March 25, 2026
Hold my GRUB: boot drama erupts
Ubuntu wants to strip some of GRUB features in 26.10 for security purposes
Ubuntu’s security slim‑down sparks a GRUB fight
TLDR: Ubuntu 26.10 plans to lock secure boot to an ext4 boot partition, dropping encrypted boot and some filesystem/RAID tricks. The community split fast: some cheer tighter security, others slam it as a downgrade, demanding systemd‑boot or warning about compliance, old hardware, and cloud BIOS realities.
Ubuntu wants to put GRUB, the program that starts your PC, on a strict “secure boot” diet in 26.10 — and the comment section lit up like a server rack. The plan: shrink GRUB’s features so secure boot only works if the machine uses an ext4 “/boot” (a plain, specific disk format), which means no encrypting that part and no fancy filesystems for booting. Translation: ZFS, XFS, Btrfs fans need an ext4 boot slice, and some RAID setups may feel the pain. Ubuntu says it’s about fewer bugs and a safer future, and if you need the old features you can turn off secure boot or stay on 26.04 LTS.
Cue the drama.
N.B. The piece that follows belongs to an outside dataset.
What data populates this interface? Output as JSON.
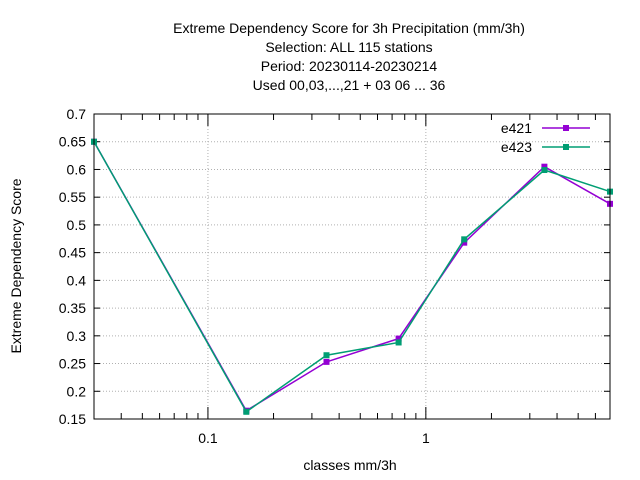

Privacy hawks cried security theater, with one user yelling that leaving “/boot” unencrypted lets attackers mess with startup files — not exactly a confidence boost. Others waved compliance flags: “full‑disk encryption is mandatory in parts of Europe,” warned one commenter. Meanwhile, the bootloader wars erupted. A snarky chorus pushed for systemd‑boot: “GRUB is ancient bloatware,” joked one, while old‑hardware and cloud folks clapped back: systemd‑boot is UEFI‑only, and plenty of servers still live in BIOS land. Btrfs snapshot lovers begged, RAID users bristled, and someone dropped the mic with “I moved to Debian.” Yes, there were jokes: “rewrite it in Rust” and “config files for config files.” The vibe? Security vs. sanity — and nobody’s backing down.
Key Points
- •Ubuntu proposes limiting signed GRUB features in 26.10 to reduce Secure Boot attack surface.
- •Secure Boot systems must place /boot on a raw ext4 partition on GPT or MBR disks.
- •Encrypted /boot will no longer be supported with Secure Boot; ZFS/XFS/Btrfs systems must use ext4 for /boot.
- •Removed features remain available without Secure Boot but will not have security support.
- •Affected systems will remain on Ubuntu 26.04 LTS by default, with upgrades to 26.10 blocked in ubuntu-release-upgrader.